Надя налила ему реденького супу из гречневого концентрата, отрезала хлеба и, присев напротив, смотрела, как он ест. Он покосился на нее раз, второй и сердито сказал:

— Ну чего смотришь? Вот диковинка — есть человек захотел.

Она удивленно отозвалась:

— Ешь. Разве я мешаю? — Встала, пересела подальше и задумчиво сказала. — Знаешь, Сережа, у Нины Амелиной будет немчонок…

Поперхнувшись супом, Сергей бросил ложку и, глядя на девушку исподлобья, сердито сказал:

— А мне-то зачем говоришь? Пусть хоть… хоть чертенок. Да и вообще, Надька, бессовестная ты. Не стыдно ли говорить об этом?

— Вот тебе и на! Что тут такого? Я ведь, кроме всего прочего, жена твоя законная перед людьми и богом, венчанная. — Тряхнула косами и засмеялась.

— Жена, — пробурчал Сергей, вновь принимаясь за суп. — Жена… Давай тогда одну кровать выбросим.

— Ишь…

Негромкий, но уверенный стук в дверь коридора прервал ее на полуслове. Сразу посуровев, они вопрошающе взглянули друг на друга. Не смерть ли просилась в дом?

— Кто знает… Пусть мать выйдет оттуда… проверка, может. Или, ко мне из полиции…

Надя быстро откинула люк в полу, а Сергей, сунув револьвер в карман, вышел в коридор. Евдокия Ларионовна вылезла из подполья и сразу же приступила к мытью посуды: руки у нее были в краске.

Из коридора внезапно донесся шум, перемежающийся радостными восклицаниями. В следующую минуту, бессильно уронив руки, Надя прислонилась к степе. На пороге стоял Виктор, а у него из-за плеча выглядывал улыбающийся во весь рот Сергей.

— Встречайте гостя! — весело крикнул Сергей и подтолкнул Виктора с порога. — Что уперся? Пошел, не съедят.

Не замечая Евдокии Ларионовны, Виктор шагнул к побледневшей девушке. Неподвижным взглядом, который вобрал, казалось, сейчас всю ее жизнь, она смотрела ему в лицо, в одну точку между бровями, но видела его всего, с головы до ног. И даже отметила про себя, что он стал выше ростом на полголовы и вроде бы постарел. Ясно проступала темная полоска пробившихся усов.

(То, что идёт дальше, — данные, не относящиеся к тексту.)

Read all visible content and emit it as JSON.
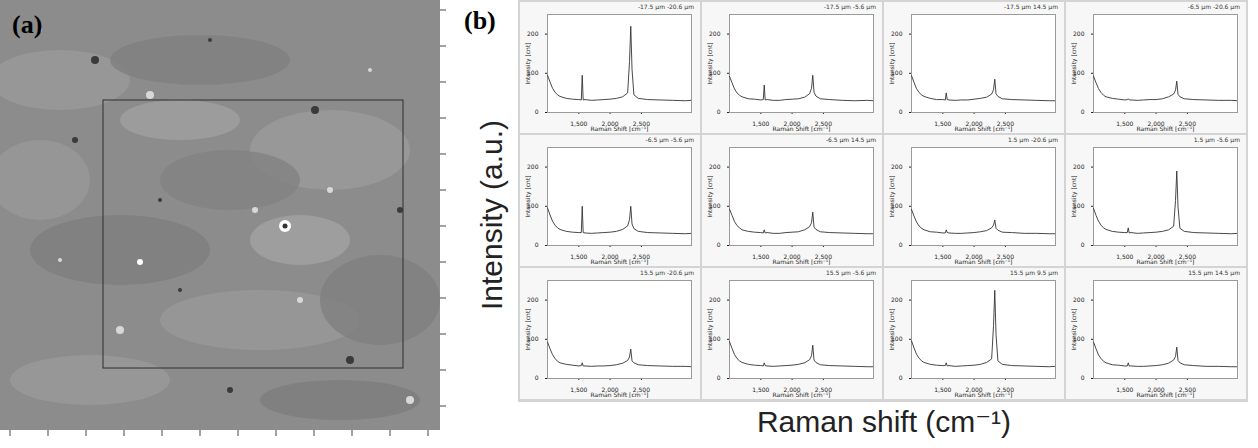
{
  "figure": {
    "panel_labels": [
      "(a)",
      "(b)"
    ],
    "y_label": "Intensity (a.u.)",
    "x_label": "Raman shift (cm⁻¹)"
  },
  "chart_data": [
    {
      "type": "line",
      "title": "-17.5 µm -20.6 µm",
      "x_label": "Raman Shift [cm⁻¹]",
      "y_label": "Intensity [cnt]",
      "color": "#333333",
      "grid": true,
      "xlim": [
        1000,
        3300
      ],
      "ylim": [
        0,
        250
      ],
      "xticks": [
        {
          "value": 1500,
          "label": "1,500"
        },
        {
          "value": 2000,
          "label": "2,000"
        },
        {
          "value": 2500,
          "label": "2,500"
        }
      ],
      "yticks": [
        0,
        100,
        200
      ],
      "x": [
        1000,
        1040,
        1080,
        1120,
        1160,
        1200,
        1300,
        1400,
        1500,
        1540,
        1555,
        1570,
        1600,
        1700,
        1800,
        1900,
        2000,
        2100,
        2200,
        2280,
        2310,
        2330,
        2350,
        2380,
        2450,
        2600,
        2800,
        3000,
        3200,
        3300
      ],
      "values": [
        95,
        78,
        62,
        52,
        45,
        41,
        36,
        34,
        33,
        32,
        95,
        32,
        33,
        31,
        32,
        33,
        34,
        36,
        40,
        50,
        130,
        220,
        110,
        45,
        36,
        33,
        32,
        31,
        30,
        31
      ]
    },
    {
      "type": "line",
      "title": "-17.5 µm -5.6 µm",
      "x_label": "Raman Shift [cm⁻¹]",
      "y_label": "Intensity [cnt]",
      "color": "#333333",
      "grid": true,
      "xlim": [
        1000,
        3300
      ],
      "ylim": [
        0,
        250
      ],
      "xticks": [
        {
          "value": 1500,
          "label": "1,500"
        },
        {
          "value": 2000,
          "label": "2,000"
        },
        {
          "value": 2500,
          "label": "2,500"
        }
      ],
      "yticks": [
        0,
        100,
        200
      ],
      "x": [
        1000,
        1040,
        1080,
        1120,
        1160,
        1200,
        1300,
        1400,
        1500,
        1540,
        1555,
        1570,
        1600,
        1700,
        1800,
        1900,
        2000,
        2100,
        2200,
        2280,
        2310,
        2330,
        2350,
        2380,
        2450,
        2600,
        2800,
        3000,
        3200,
        3300
      ],
      "values": [
        92,
        76,
        60,
        50,
        44,
        40,
        35,
        34,
        32,
        33,
        70,
        32,
        33,
        31,
        31,
        33,
        34,
        35,
        39,
        48,
        62,
        95,
        52,
        42,
        35,
        33,
        31,
        30,
        31,
        30
      ]
    },
    {
      "type": "line",
      "title": "-17.5 µm 14.5 µm",
      "x_label": "Raman Shift [cm⁻¹]",
      "y_label": "Intensity [cnt]",
      "color": "#333333",
      "grid": true,
      "xlim": [
        1000,
        3300
      ],
      "ylim": [
        0,
        250
      ],
      "xticks": [
        {
          "value": 1500,
          "label": "1,500"
        },
        {
          "value": 2000,
          "label": "2,000"
        },
        {
          "value": 2500,
          "label": "2,500"
        }
      ],
      "yticks": [
        0,
        100,
        200
      ],
      "x": [
        1000,
        1040,
        1080,
        1120,
        1160,
        1200,
        1300,
        1400,
        1500,
        1540,
        1555,
        1570,
        1600,
        1700,
        1800,
        1900,
        2000,
        2100,
        2200,
        2280,
        2310,
        2330,
        2350,
        2380,
        2450,
        2600,
        2800,
        3000,
        3200,
        3300
      ],
      "values": [
        94,
        77,
        61,
        51,
        45,
        41,
        36,
        33,
        33,
        32,
        50,
        33,
        32,
        31,
        32,
        32,
        34,
        36,
        39,
        47,
        58,
        85,
        48,
        41,
        35,
        33,
        32,
        31,
        30,
        30
      ]
    },
    {
      "type": "line",
      "title": "-6.5 µm -20.6 µm",
      "x_label": "Raman Shift [cm⁻¹]",
      "y_label": "Intensity [cnt]",
      "color": "#333333",
      "grid": true,
      "xlim": [
        1000,
        3300
      ],
      "ylim": [
        0,
        250
      ],
      "xticks": [
        {
          "value": 1500,
          "label": "1,500"
        },
        {
          "value": 2000,
          "label": "2,000"
        },
        {
          "value": 2500,
          "label": "2,500"
        }
      ],
      "yticks": [
        0,
        100,
        200
      ],
      "x": [
        1000,
        1040,
        1080,
        1120,
        1160,
        1200,
        1300,
        1400,
        1500,
        1540,
        1555,
        1570,
        1600,
        1700,
        1800,
        1900,
        2000,
        2100,
        2200,
        2280,
        2310,
        2330,
        2350,
        2380,
        2450,
        2600,
        2800,
        3000,
        3200,
        3300
      ],
      "values": [
        93,
        76,
        61,
        51,
        44,
        40,
        36,
        34,
        32,
        33,
        35,
        32,
        32,
        31,
        32,
        33,
        33,
        35,
        40,
        47,
        57,
        80,
        46,
        40,
        35,
        33,
        32,
        31,
        31,
        30
      ]
    },
    {
      "type": "line",
      "title": "-6.5 µm -5.6 µm",
      "x_label": "Raman Shift [cm⁻¹]",
      "y_label": "Intensity [cnt]",
      "color": "#333333",
      "grid": true,
      "xlim": [
        1000,
        3300
      ],
      "ylim": [
        0,
        250
      ],
      "xticks": [
        {
          "value": 1500,
          "label": "1,500"
        },
        {
          "value": 2000,
          "label": "2,000"
        },
        {
          "value": 2500,
          "label": "2,500"
        }
      ],
      "yticks": [
        0,
        100,
        200
      ],
      "x": [
        1000,
        1040,
        1080,
        1120,
        1160,
        1200,
        1300,
        1400,
        1500,
        1540,
        1555,
        1570,
        1600,
        1700,
        1800,
        1900,
        2000,
        2100,
        2200,
        2280,
        2310,
        2330,
        2350,
        2380,
        2450,
        2600,
        2800,
        3000,
        3200,
        3300
      ],
      "values": [
        96,
        78,
        62,
        52,
        45,
        41,
        36,
        34,
        33,
        33,
        100,
        33,
        32,
        31,
        32,
        33,
        34,
        36,
        41,
        50,
        66,
        100,
        55,
        43,
        36,
        33,
        32,
        31,
        30,
        31
      ]
    },
    {
      "type": "line",
      "title": "-6.5 µm 14.5 µm",
      "x_label": "Raman Shift [cm⁻¹]",
      "y_label": "Intensity [cnt]",
      "color": "#333333",
      "grid": true,
      "xlim": [
        1000,
        3300
      ],
      "ylim": [
        0,
        250
      ],
      "xticks": [
        {
          "value": 1500,
          "label": "1,500"
        },
        {
          "value": 2000,
          "label": "2,000"
        },
        {
          "value": 2500,
          "label": "2,500"
        }
      ],
      "yticks": [
        0,
        100,
        200
      ],
      "x": [
        1000,
        1040,
        1080,
        1120,
        1160,
        1200,
        1300,
        1400,
        1500,
        1540,
        1555,
        1570,
        1600,
        1700,
        1800,
        1900,
        2000,
        2100,
        2200,
        2280,
        2310,
        2330,
        2350,
        2380,
        2450,
        2600,
        2800,
        3000,
        3200,
        3300
      ],
      "values": [
        93,
        77,
        61,
        51,
        45,
        40,
        36,
        34,
        33,
        32,
        40,
        32,
        33,
        31,
        31,
        33,
        34,
        35,
        40,
        48,
        58,
        85,
        47,
        41,
        35,
        33,
        32,
        31,
        30,
        30
      ]
    },
    {
      "type": "line",
      "title": "1.5 µm -20.6 µm",
      "x_label": "Raman Shift [cm⁻¹]",
      "y_label": "Intensity [cnt]",
      "color": "#333333",
      "grid": true,
      "xlim": [
        1000,
        3300
      ],
      "ylim": [
        0,
        250
      ],
      "xticks": [
        {
          "value": 1500,
          "label": "1,500"
        },
        {
          "value": 2000,
          "label": "2,000"
        },
        {
          "value": 2500,
          "label": "2,500"
        }
      ],
      "yticks": [
        0,
        100,
        200
      ],
      "x": [
        1000,
        1040,
        1080,
        1120,
        1160,
        1200,
        1300,
        1400,
        1500,
        1540,
        1555,
        1570,
        1600,
        1700,
        1800,
        1900,
        2000,
        2100,
        2200,
        2280,
        2310,
        2330,
        2350,
        2380,
        2450,
        2600,
        2800,
        3000,
        3200,
        3300
      ],
      "values": [
        92,
        75,
        60,
        50,
        44,
        40,
        35,
        34,
        32,
        32,
        40,
        33,
        32,
        31,
        31,
        32,
        33,
        35,
        38,
        45,
        52,
        65,
        44,
        39,
        34,
        33,
        31,
        31,
        30,
        30
      ]
    },
    {
      "type": "line",
      "title": "1.5 µm -5.6 µm",
      "x_label": "Raman Shift [cm⁻¹]",
      "y_label": "Intensity [cnt]",
      "color": "#333333",
      "grid": true,
      "xlim": [
        1000,
        3300
      ],
      "ylim": [
        0,
        250
      ],
      "xticks": [
        {
          "value": 1500,
          "label": "1,500"
        },
        {
          "value": 2000,
          "label": "2,000"
        },
        {
          "value": 2500,
          "label": "2,500"
        }
      ],
      "yticks": [
        0,
        100,
        200
      ],
      "x": [
        1000,
        1040,
        1080,
        1120,
        1160,
        1200,
        1300,
        1400,
        1500,
        1540,
        1555,
        1570,
        1600,
        1700,
        1800,
        1900,
        2000,
        2100,
        2200,
        2280,
        2310,
        2330,
        2350,
        2380,
        2450,
        2600,
        2800,
        3000,
        3200,
        3300
      ],
      "values": [
        95,
        77,
        62,
        52,
        45,
        41,
        36,
        34,
        33,
        33,
        45,
        32,
        33,
        31,
        32,
        33,
        34,
        36,
        40,
        49,
        115,
        190,
        98,
        44,
        36,
        33,
        32,
        31,
        30,
        31
      ]
    },
    {
      "type": "line",
      "title": "15.5 µm -20.6 µm",
      "x_label": "Raman Shift [cm⁻¹]",
      "y_label": "Intensity [cnt]",
      "color": "#333333",
      "grid": true,
      "xlim": [
        1000,
        3300
      ],
      "ylim": [
        0,
        250
      ],
      "xticks": [
        {
          "value": 1500,
          "label": "1,500"
        },
        {
          "value": 2000,
          "label": "2,000"
        },
        {
          "value": 2500,
          "label": "2,500"
        }
      ],
      "yticks": [
        0,
        100,
        200
      ],
      "x": [
        1000,
        1040,
        1080,
        1120,
        1160,
        1200,
        1300,
        1400,
        1500,
        1540,
        1555,
        1570,
        1600,
        1700,
        1800,
        1900,
        2000,
        2100,
        2200,
        2280,
        2310,
        2330,
        2350,
        2380,
        2450,
        2600,
        2800,
        3000,
        3200,
        3300
      ],
      "values": [
        93,
        76,
        61,
        51,
        44,
        40,
        36,
        34,
        32,
        33,
        40,
        32,
        32,
        31,
        32,
        32,
        33,
        35,
        39,
        46,
        55,
        75,
        45,
        40,
        35,
        33,
        32,
        31,
        31,
        30
      ]
    },
    {
      "type": "line",
      "title": "15.5 µm -5.6 µm",
      "x_label": "Raman Shift [cm⁻¹]",
      "y_label": "Intensity [cnt]",
      "color": "#333333",
      "grid": true,
      "xlim": [
        1000,
        3300
      ],
      "ylim": [
        0,
        250
      ],
      "xticks": [
        {
          "value": 1500,
          "label": "1,500"
        },
        {
          "value": 2000,
          "label": "2,000"
        },
        {
          "value": 2500,
          "label": "2,500"
        }
      ],
      "yticks": [
        0,
        100,
        200
      ],
      "x": [
        1000,
        1040,
        1080,
        1120,
        1160,
        1200,
        1300,
        1400,
        1500,
        1540,
        1555,
        1570,
        1600,
        1700,
        1800,
        1900,
        2000,
        2100,
        2200,
        2280,
        2310,
        2330,
        2350,
        2380,
        2450,
        2600,
        2800,
        3000,
        3200,
        3300
      ],
      "values": [
        94,
        77,
        61,
        51,
        45,
        41,
        36,
        34,
        33,
        32,
        40,
        33,
        32,
        31,
        32,
        33,
        34,
        36,
        40,
        48,
        58,
        85,
        47,
        41,
        35,
        33,
        32,
        31,
        30,
        30
      ]
    },
    {
      "type": "line",
      "title": "15.5 µm 9.5 µm",
      "x_label": "Raman Shift [cm⁻¹]",
      "y_label": "Intensity [cnt]",
      "color": "#333333",
      "grid": true,
      "xlim": [
        1000,
        3300
      ],
      "ylim": [
        0,
        250
      ],
      "xticks": [
        {
          "value": 1500,
          "label": "1,500"
        },
        {
          "value": 2000,
          "label": "2,000"
        },
        {
          "value": 2500,
          "label": "2,500"
        }
      ],
      "yticks": [
        0,
        100,
        200
      ],
      "x": [
        1000,
        1040,
        1080,
        1120,
        1160,
        1200,
        1300,
        1400,
        1500,
        1540,
        1555,
        1570,
        1600,
        1700,
        1800,
        1900,
        2000,
        2100,
        2200,
        2280,
        2310,
        2330,
        2350,
        2380,
        2450,
        2600,
        2800,
        3000,
        3200,
        3300
      ],
      "values": [
        96,
        78,
        62,
        52,
        45,
        41,
        36,
        34,
        33,
        33,
        40,
        32,
        33,
        31,
        32,
        33,
        34,
        36,
        41,
        50,
        135,
        225,
        112,
        45,
        36,
        33,
        32,
        31,
        30,
        31
      ]
    },
    {
      "type": "line",
      "title": "15.5 µm 14.5 µm",
      "x_label": "Raman Shift [cm⁻¹]",
      "y_label": "Intensity [cnt]",
      "color": "#333333",
      "grid": true,
      "xlim": [
        1000,
        3300
      ],
      "ylim": [
        0,
        250
      ],
      "xticks": [
        {
          "value": 1500,
          "label": "1,500"
        },
        {
          "value": 2000,
          "label": "2,000"
        },
        {
          "value": 2500,
          "label": "2,500"
        }
      ],
      "yticks": [
        0,
        100,
        200
      ],
      "x": [
        1000,
        1040,
        1080,
        1120,
        1160,
        1200,
        1300,
        1400,
        1500,
        1540,
        1555,
        1570,
        1600,
        1700,
        1800,
        1900,
        2000,
        2100,
        2200,
        2280,
        2310,
        2330,
        2350,
        2380,
        2450,
        2600,
        2800,
        3000,
        3200,
        3300
      ],
      "values": [
        93,
        76,
        60,
        51,
        44,
        40,
        35,
        34,
        32,
        32,
        40,
        32,
        32,
        31,
        31,
        32,
        33,
        35,
        39,
        47,
        56,
        80,
        46,
        40,
        35,
        33,
        31,
        31,
        30,
        30
      ]
    }
  ]
}
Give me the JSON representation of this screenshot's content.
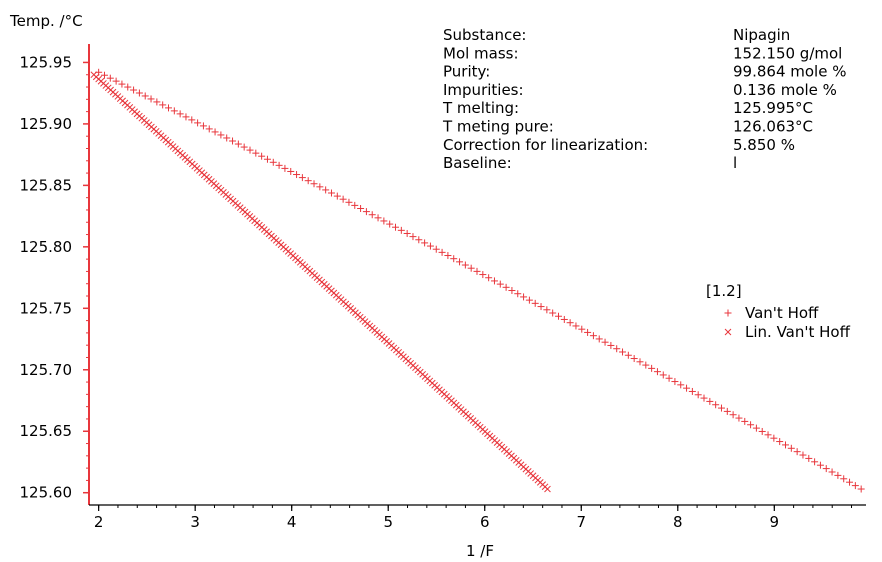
{
  "chart_data": {
    "type": "scatter",
    "ylabel": "Temp. /°C",
    "xlabel": "1 /F",
    "xlim": [
      1.9,
      9.95
    ],
    "ylim": [
      125.59,
      125.965
    ],
    "x_ticks": [
      2,
      3,
      4,
      5,
      6,
      7,
      8,
      9
    ],
    "y_ticks": [
      125.6,
      125.65,
      125.7,
      125.75,
      125.8,
      125.85,
      125.9,
      125.95
    ],
    "grid": false,
    "legend_title": "[1.2]",
    "legend_position": "right",
    "series": [
      {
        "name": "Van't Hoff",
        "marker": "+",
        "color": "#e8363c",
        "x_range": [
          2.0,
          9.9
        ],
        "y_range": [
          125.942,
          125.603
        ],
        "curvature": 0.025,
        "n_points": 132
      },
      {
        "name": "Lin. Van't Hoff",
        "marker": "x",
        "color": "#e8363c",
        "x_range": [
          1.95,
          6.65
        ],
        "y_range": [
          125.94,
          125.603
        ],
        "curvature": 0.003,
        "n_points": 190
      }
    ]
  },
  "info": {
    "rows": [
      {
        "label": "Substance:",
        "value": "Nipagin"
      },
      {
        "label": "Mol mass:",
        "value": "152.150 g/mol"
      },
      {
        "label": "Purity:",
        "value": "99.864 mole %"
      },
      {
        "label": "Impurities:",
        "value": "0.136 mole %"
      },
      {
        "label": "T melting:",
        "value": "125.995°C"
      },
      {
        "label": "T meting pure:",
        "value": "126.063°C"
      },
      {
        "label": "Correction for linearization:",
        "value": "5.850 %"
      },
      {
        "label": "Baseline:",
        "value": "l"
      }
    ]
  },
  "colors": {
    "axis_y": "#e8363c",
    "axis_x": "#000000",
    "series": "#e8363c"
  }
}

Как-то неловко и скованно Виктор протянул руку и сказал:

— Добрый вечер, Надя… Я тогда ничего не знал… прости…

Сзади Сергей растягивал губы в дурашливой улыбке:

— Познакомься — моя жена. Госпожа Иванкина. Так сказать, волею судьбы…

Надя почувствовала, как дрогнула рука, сжимавшая ее руку, и по-другому взглянули серые глаза.

— Что зубы зря скалишь? — недовольно оборвала сына Евдокия Ларионовна. Подойдя к Виктору, она взяла его за плечи, повернула лицом к себе, и он уловил в ее глазах неожиданно взметнувшиеся недоумение, страх. Невольно улыбнулся одними губами.

Она сняла с него фуражку, помедлила, не в силах оторвать взгляда от неровно седой головы.

— Вытянулся-то как… Ну прямо совсем мужчина…

Наклонила его голову, поцеловала в лоб и заплакала, отходя и сморкаясь в передник.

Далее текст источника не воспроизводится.